Si tratta, quindi, di un caso che potrebbe ricorrere moltissime volte nella pratica di questi mesi che ci separano dalla fine del2022. Ciò non solo per delibere dell’ultimo minuto, ma anche in relazione a delibere di distribuzioni in anni pregressi per cui non è stato completato l’iter dei pagamenti.
Con scarna motivazione l’Agenzia delle Entrate ha affermato che i dividendi pagati post 31 dicembre 2022 devono essere soggetti al 26% con ritenuta ex art. 27 c.1 DPR 600/73 . L’AE motiva la posizione correlando il regime transitorio al principio di cassa; per cui il regime transitorio cesserebbe di avere effetto al 31 dicembre 2022, perché il legislatore (a detta dell’AE) avrebbe voluto salvaguardare la posizione dei contribuenti con utili pregressi per un periodo limitato di tempo cioè dal 1° gennaio 2018 al31 dicembre 2022. L’Agenzia delle Entrate sotto intende con ciò che il periodo di 5 anni previsti dal c. 1006 non può essere esteso a dismisura sino alla data della prescrizione civilistica dei dividendi per effetto di una “semplice” delibera assembleare.
La posizione della AE (a tutela delle pretese erariali) può essere anche comprensibile, tuttavia:
a rigore il testo della norma non sembra legittimare una assimilazione tra data di delibera e la data di pagamento;
nel testo della norma non sembrano esservi richiami al principio di cassa;
a seconda di come si interpreti la volontà del Legislatore, una interpretazione restrittiva della norma può apparire anche assai poco legittima.

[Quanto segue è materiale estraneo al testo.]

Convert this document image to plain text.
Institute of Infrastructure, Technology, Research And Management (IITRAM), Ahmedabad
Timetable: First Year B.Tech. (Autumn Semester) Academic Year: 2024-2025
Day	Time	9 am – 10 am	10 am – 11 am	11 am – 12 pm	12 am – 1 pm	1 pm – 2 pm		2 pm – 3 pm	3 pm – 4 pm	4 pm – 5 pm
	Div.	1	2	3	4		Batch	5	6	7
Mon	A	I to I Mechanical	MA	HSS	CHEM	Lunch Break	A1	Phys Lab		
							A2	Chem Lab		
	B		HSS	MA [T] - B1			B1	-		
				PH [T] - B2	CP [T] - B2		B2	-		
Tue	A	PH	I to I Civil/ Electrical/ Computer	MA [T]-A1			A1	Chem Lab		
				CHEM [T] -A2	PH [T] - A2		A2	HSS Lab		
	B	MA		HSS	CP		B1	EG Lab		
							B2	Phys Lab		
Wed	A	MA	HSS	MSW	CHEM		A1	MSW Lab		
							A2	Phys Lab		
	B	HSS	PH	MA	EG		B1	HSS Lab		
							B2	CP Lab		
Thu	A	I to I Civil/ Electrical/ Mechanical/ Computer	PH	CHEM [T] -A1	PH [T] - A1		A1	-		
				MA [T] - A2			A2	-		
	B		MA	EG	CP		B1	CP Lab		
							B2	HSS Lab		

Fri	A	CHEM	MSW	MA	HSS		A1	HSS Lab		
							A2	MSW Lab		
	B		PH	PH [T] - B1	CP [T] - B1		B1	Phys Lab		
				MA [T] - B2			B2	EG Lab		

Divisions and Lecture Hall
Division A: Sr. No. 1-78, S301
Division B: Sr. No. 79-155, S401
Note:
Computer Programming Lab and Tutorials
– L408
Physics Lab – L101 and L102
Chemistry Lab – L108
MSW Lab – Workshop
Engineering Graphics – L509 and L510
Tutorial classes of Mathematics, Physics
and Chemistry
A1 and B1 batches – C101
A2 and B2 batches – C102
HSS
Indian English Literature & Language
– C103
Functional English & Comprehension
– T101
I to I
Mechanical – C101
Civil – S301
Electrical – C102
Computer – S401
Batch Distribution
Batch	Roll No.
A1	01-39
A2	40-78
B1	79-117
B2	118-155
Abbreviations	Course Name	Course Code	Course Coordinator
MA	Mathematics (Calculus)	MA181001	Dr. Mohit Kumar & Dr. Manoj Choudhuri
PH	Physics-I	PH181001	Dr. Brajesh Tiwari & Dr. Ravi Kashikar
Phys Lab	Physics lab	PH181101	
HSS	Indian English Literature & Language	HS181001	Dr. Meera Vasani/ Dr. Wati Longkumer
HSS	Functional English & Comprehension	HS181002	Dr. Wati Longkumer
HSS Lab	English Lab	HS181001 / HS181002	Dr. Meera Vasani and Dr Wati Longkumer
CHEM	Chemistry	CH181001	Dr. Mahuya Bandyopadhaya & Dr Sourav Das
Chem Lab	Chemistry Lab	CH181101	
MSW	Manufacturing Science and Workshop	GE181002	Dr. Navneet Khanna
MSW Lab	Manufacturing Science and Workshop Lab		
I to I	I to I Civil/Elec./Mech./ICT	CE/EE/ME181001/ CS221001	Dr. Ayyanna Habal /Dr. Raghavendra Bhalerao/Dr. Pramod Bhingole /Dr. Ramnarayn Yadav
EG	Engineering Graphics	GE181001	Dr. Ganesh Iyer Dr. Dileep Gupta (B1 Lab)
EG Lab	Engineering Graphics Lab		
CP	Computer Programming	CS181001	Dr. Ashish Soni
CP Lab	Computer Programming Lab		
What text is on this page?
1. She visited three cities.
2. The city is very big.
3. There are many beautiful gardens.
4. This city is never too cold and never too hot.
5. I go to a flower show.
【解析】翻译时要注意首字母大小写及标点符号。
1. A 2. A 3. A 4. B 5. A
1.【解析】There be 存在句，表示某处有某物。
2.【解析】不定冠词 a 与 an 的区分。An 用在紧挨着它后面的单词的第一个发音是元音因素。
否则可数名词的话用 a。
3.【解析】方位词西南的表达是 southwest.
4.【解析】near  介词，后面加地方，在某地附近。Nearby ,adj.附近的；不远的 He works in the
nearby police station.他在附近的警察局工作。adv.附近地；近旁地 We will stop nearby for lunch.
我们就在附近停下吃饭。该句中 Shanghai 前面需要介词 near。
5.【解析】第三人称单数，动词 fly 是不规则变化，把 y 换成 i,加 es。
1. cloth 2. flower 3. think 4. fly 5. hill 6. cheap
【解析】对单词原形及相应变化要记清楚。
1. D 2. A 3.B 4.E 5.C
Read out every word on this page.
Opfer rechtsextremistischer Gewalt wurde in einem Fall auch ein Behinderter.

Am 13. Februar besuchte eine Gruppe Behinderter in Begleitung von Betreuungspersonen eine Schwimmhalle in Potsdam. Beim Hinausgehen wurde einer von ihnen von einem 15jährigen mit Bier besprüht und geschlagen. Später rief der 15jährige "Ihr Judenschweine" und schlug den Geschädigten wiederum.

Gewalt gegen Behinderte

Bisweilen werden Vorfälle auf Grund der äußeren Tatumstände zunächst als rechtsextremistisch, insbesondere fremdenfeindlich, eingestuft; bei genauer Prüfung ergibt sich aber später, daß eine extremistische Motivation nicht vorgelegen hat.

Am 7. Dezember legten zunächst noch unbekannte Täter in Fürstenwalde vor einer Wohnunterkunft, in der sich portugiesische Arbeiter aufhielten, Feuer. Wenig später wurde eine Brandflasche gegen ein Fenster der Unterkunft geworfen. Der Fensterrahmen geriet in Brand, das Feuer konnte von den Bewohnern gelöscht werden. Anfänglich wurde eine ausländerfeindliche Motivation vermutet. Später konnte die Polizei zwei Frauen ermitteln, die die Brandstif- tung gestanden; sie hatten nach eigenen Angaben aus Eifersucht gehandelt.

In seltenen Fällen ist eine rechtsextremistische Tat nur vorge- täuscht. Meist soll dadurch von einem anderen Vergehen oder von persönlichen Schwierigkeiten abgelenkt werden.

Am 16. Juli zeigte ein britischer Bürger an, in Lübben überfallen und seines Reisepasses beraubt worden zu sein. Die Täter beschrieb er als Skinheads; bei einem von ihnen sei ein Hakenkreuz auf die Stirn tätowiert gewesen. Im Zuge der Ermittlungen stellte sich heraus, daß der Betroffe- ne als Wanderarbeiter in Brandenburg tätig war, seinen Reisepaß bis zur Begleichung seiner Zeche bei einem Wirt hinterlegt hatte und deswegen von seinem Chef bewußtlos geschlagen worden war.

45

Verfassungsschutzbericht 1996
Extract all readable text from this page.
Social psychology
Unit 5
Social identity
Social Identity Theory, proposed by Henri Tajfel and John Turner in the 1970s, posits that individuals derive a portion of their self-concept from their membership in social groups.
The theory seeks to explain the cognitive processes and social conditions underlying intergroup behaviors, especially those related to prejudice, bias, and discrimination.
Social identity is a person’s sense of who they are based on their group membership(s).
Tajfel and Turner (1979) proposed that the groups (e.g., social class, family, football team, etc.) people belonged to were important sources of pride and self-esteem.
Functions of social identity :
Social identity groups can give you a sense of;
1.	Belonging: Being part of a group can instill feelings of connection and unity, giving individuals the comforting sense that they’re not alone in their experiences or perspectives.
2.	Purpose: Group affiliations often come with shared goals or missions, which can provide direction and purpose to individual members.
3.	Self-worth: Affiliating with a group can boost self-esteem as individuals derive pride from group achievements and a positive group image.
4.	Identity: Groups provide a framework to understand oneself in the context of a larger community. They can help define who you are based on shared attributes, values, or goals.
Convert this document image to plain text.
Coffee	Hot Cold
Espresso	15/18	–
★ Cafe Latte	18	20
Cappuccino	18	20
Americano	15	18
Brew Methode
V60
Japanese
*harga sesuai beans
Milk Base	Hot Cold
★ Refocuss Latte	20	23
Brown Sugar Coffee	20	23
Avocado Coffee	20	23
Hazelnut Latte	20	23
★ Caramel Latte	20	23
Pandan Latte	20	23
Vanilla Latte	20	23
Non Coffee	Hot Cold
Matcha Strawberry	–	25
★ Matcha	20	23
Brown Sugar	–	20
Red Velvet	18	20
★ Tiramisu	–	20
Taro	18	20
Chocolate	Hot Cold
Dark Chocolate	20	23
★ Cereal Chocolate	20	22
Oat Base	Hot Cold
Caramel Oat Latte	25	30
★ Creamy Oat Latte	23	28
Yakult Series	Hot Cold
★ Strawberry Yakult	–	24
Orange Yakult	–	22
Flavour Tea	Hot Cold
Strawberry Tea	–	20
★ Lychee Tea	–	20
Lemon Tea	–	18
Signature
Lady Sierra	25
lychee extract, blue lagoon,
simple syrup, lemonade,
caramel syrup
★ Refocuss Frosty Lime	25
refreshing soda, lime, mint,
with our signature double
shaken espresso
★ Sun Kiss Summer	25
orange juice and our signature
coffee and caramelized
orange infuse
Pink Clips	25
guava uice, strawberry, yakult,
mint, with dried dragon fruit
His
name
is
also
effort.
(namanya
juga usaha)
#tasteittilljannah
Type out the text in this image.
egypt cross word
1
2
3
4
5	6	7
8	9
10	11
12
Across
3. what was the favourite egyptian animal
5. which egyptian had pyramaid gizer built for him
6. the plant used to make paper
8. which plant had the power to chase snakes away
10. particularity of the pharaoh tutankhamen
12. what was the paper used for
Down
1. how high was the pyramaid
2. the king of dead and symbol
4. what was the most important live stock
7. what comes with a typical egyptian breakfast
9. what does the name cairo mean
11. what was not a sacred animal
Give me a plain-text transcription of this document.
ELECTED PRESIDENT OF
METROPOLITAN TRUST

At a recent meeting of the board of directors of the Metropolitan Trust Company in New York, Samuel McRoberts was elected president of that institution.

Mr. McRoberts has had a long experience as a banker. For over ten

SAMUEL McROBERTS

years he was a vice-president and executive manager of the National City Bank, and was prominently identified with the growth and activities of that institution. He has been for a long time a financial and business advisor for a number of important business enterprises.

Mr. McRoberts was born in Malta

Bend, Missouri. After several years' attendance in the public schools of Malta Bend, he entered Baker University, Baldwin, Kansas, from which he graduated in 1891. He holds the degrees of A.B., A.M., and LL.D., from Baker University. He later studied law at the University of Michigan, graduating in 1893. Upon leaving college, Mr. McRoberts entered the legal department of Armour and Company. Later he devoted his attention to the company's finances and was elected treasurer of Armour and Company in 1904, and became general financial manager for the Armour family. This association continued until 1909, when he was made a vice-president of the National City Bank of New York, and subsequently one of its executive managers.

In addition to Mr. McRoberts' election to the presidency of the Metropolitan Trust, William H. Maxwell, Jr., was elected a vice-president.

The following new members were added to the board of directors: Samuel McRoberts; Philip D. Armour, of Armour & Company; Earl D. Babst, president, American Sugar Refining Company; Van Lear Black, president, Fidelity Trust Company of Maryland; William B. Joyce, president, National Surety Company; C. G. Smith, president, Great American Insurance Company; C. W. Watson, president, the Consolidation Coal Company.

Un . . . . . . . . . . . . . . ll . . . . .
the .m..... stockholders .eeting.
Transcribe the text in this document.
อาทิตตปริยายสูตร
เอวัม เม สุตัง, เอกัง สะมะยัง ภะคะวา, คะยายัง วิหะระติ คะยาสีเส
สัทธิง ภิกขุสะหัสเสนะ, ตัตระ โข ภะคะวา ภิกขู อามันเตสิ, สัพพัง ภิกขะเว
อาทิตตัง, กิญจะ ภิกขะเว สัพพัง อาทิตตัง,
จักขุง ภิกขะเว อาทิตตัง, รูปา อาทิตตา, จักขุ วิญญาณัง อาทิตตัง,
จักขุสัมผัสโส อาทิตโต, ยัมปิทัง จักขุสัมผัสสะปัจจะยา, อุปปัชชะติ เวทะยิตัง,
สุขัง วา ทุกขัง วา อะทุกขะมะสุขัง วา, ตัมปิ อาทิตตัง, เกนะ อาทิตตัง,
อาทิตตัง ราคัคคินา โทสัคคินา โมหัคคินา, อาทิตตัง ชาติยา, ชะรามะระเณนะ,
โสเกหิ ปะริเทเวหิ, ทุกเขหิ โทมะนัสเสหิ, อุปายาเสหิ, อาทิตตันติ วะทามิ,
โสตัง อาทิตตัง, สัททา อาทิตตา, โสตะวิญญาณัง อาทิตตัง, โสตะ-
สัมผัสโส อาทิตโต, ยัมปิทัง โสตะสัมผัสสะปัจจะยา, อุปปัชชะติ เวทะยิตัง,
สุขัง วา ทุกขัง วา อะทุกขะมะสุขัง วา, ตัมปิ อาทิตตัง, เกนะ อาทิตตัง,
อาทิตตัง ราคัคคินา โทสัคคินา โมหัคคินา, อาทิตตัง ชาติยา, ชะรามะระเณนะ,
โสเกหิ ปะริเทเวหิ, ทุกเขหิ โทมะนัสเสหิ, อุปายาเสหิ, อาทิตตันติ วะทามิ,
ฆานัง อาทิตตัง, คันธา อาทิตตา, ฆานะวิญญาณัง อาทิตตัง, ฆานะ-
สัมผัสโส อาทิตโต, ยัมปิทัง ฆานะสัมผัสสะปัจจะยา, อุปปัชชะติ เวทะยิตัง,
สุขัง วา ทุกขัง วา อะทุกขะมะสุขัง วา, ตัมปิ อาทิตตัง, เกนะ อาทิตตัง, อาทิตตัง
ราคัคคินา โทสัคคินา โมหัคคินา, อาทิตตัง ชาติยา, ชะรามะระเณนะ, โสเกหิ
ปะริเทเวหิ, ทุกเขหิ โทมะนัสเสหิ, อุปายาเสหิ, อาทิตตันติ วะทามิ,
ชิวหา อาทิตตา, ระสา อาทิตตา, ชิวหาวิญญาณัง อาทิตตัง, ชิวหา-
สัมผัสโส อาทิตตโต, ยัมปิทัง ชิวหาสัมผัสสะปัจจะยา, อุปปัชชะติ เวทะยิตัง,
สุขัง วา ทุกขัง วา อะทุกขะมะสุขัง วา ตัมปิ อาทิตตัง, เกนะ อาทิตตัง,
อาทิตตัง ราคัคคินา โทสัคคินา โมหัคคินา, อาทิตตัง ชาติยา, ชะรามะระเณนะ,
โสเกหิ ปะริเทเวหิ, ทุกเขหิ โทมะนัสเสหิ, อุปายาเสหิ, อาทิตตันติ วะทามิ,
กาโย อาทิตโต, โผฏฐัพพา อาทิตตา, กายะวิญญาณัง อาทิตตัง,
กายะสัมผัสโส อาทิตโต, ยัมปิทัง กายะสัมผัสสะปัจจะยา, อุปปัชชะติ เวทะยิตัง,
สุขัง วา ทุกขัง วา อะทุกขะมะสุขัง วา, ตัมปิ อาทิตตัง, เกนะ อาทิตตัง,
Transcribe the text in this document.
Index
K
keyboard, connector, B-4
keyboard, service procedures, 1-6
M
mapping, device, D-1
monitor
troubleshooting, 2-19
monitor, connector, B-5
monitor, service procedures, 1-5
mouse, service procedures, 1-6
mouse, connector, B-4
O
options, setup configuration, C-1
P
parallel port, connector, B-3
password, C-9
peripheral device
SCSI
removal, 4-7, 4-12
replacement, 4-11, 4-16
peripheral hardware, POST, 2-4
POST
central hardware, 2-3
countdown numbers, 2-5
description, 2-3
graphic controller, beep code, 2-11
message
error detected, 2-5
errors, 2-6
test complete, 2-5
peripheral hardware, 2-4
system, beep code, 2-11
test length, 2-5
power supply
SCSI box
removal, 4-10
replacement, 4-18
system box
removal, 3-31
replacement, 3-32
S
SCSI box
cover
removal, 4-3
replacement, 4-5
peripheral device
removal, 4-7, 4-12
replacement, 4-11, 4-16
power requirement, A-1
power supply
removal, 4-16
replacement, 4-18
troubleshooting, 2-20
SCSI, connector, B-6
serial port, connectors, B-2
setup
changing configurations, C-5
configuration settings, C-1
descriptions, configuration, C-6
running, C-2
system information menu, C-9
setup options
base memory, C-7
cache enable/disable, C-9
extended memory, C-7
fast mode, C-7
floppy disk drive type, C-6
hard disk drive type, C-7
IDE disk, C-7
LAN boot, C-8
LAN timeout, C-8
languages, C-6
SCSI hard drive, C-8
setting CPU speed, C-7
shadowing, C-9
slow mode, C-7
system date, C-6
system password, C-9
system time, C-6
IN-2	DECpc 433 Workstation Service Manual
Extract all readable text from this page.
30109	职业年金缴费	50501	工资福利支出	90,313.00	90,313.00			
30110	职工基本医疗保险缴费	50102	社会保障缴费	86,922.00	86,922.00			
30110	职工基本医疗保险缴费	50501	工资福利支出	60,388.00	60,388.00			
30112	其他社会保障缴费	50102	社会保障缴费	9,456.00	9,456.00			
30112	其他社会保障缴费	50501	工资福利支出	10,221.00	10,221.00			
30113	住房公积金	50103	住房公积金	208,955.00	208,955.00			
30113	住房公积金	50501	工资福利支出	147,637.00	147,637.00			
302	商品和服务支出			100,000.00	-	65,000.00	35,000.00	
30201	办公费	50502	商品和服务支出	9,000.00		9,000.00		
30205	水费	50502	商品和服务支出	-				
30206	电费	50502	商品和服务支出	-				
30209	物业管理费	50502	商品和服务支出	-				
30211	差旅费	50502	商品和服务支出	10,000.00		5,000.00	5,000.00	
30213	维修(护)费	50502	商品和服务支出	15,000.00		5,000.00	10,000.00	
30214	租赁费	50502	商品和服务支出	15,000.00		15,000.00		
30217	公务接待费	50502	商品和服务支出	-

Si pensi, infatti, ai numerosi provvedimenti volti a favorire la capitalizzazione delle imprese e limitare il ricorso all’indebitamento e alla deduzione degli interessi passivi.
L’alternativa al regime transitorio, non è solo l’applicazione del 26%, ma è l’ indebitamento della società per pagare legittimamente tutte le riserve pregresse entro il 31 dicembre 2022, deducendo negli anni gli interessi passivi nei limiti consentiti.
In un momento di tempeste inflazionistiche, energetiche e geopolitiche, l’atteggiamento dell’AE è forse stato un po’ miope (oltre che forse non corretto dal punto di vista tecnico).
In ogni caso ai contribuenti restano pochi mesi per decidere in questa situazione di incertezza.